Network pharmacology and experimental validation identify the potential mechanism of sophocarpine for COVID-19

Abstract

Introduction. Coronavirus disease 2019 (COVID-19) has caused a serious threat to public health worldwide, and there is currently no effective therapeutic strategy for treating COVID-19. Hypothesis/Gap Statement. We propose that sophocarpine (SOP) might have potential therapeutic effects on COVID-19 through inhibiting the cytokine storm and the nuclear factor NF-κB signalling pathway. Aim. The objective was to elucidate the potential mechanism of SOP against COVID-19 through a network pharmacology analysis and its experimental validation. Methodology. The BATMAN-TCM database was used to identify the therapeutic targets of SOP, while the GeneCards and DisGeNET databases were used to identify the targets related to COVID-19. A protein–protein interaction (PPI) network was constructed from the STRING and analysed using Cytoscape software. Gene ontology (GO), Kyoto Encyclopaedia of Genes and Genomes (KEGG) and disease ontology (DO) enrichment analyses of the co-targets were performed using Metascape. Autodock 4.2.6 and Pymol software were applied for molecular docking. Levels of the proinflammatory cytokines IL-6, TNFα and IL-1β were measured by ELISA, while mRNA expression levels of intercellular adhesion molecule 1 (ICAM-1), vascular endothelial growth factor A (VEGFA) and IFN gamma (IFNG) were detected by real-time quantitative reverse transcription PCR. The protein levels of the molecules involved in the NF-κB signalling pathway were validated by western blot analysis. Results. A total of 65 co-targets of SOP and COVID-19 were determined.
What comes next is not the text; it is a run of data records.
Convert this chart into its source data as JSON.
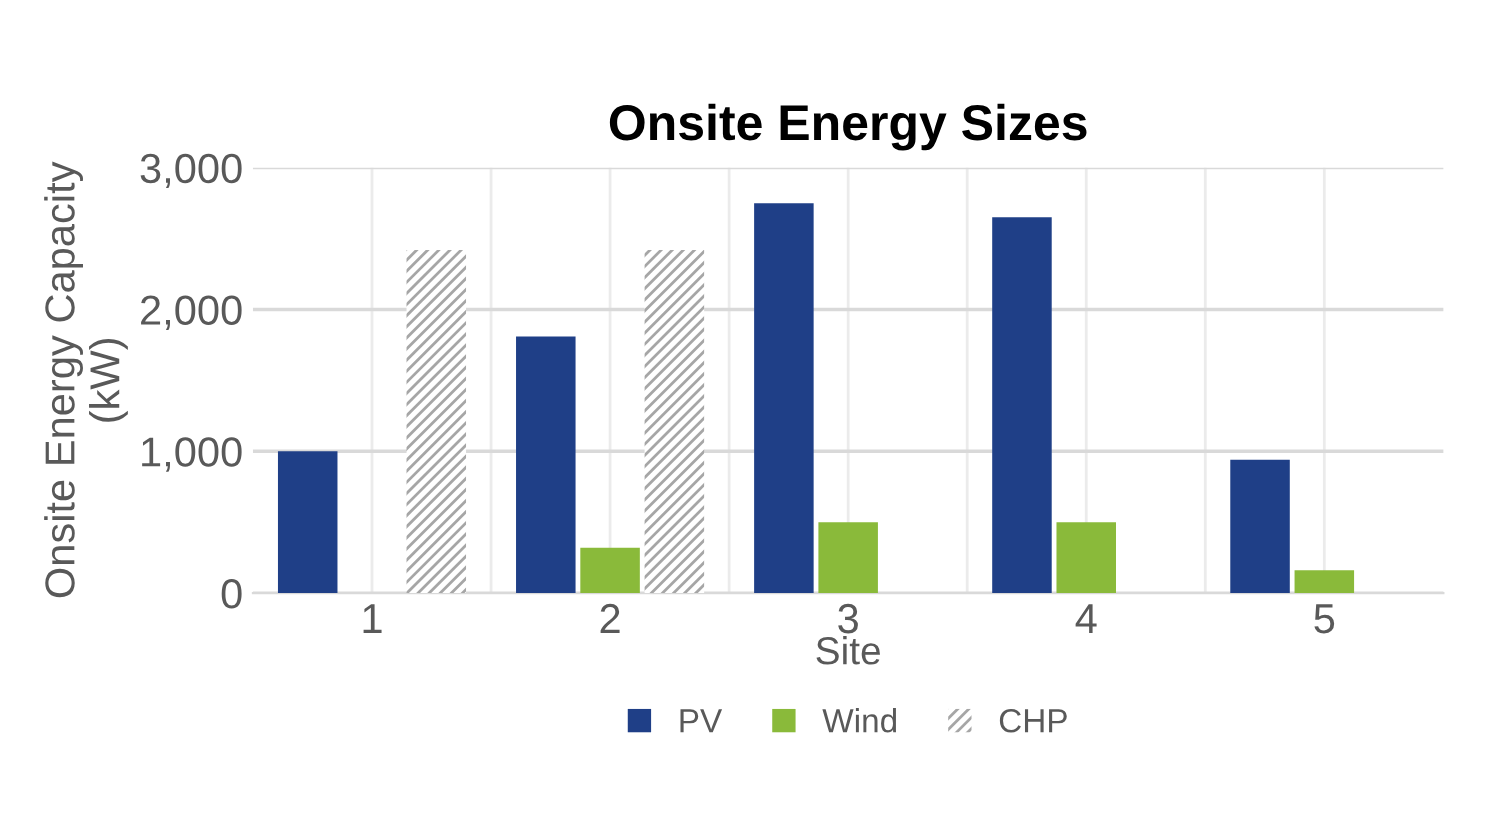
{
  "chart_data": {
    "type": "bar",
    "title": "Onsite Energy Sizes",
    "xlabel": "Site",
    "ylabel": "Onsite Energy Capacity\n(kW)",
    "categories": [
      "1",
      "2",
      "3",
      "4",
      "5"
    ],
    "series": [
      {
        "name": "PV",
        "color": "#1f3f87",
        "values": [
          1000,
          1810,
          2750,
          2650,
          940
        ]
      },
      {
        "name": "Wind",
        "color": "#8aba3a",
        "values": [
          null,
          320,
          500,
          500,
          160
        ]
      },
      {
        "name": "CHP",
        "color": "#a6a6a6",
        "values": [
          2420,
          2420,
          null,
          null,
          null
        ]
      }
    ],
    "ylim": [
      0,
      3000
    ],
    "yticks": [
      {
        "value": 0,
        "label": "0"
      },
      {
        "value": 1000,
        "label": "1,000"
      },
      {
        "value": 2000,
        "label": "2,000"
      },
      {
        "value": 3000,
        "label": "3,000"
      }
    ],
    "grid": true,
    "legend": "bottom"
  }
}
GO and KEGG enrichment analyses suggested that SOP affected COVID-19 by regulating the IL-17 signalling pathway, TNF signalling pathway and other signalling pathways. The PPI network and molecular docking showed that p65, ICAM-1 and VEGFA were key targets of SOP against COVID-19 and the underlying mechanism was validated in A549 cells in vitro. SOP attenuated the LPS-induced production of TNF-α and IL-6 and downregulated the LPS-induced mRNA expression of ICAM-1, VEGFA and IFNG. Mechanistically, SOP pretreatment inhibited the phosphorylation of p65 and facilitated the activation of Nrf2. Conclusions. SOP has a potential therapeutic effect on COVID-19 through multiple pathways and targets, and inhibits the production of pro-inflammatory cytokines and molecules involved in the NF-κB signalling pathway.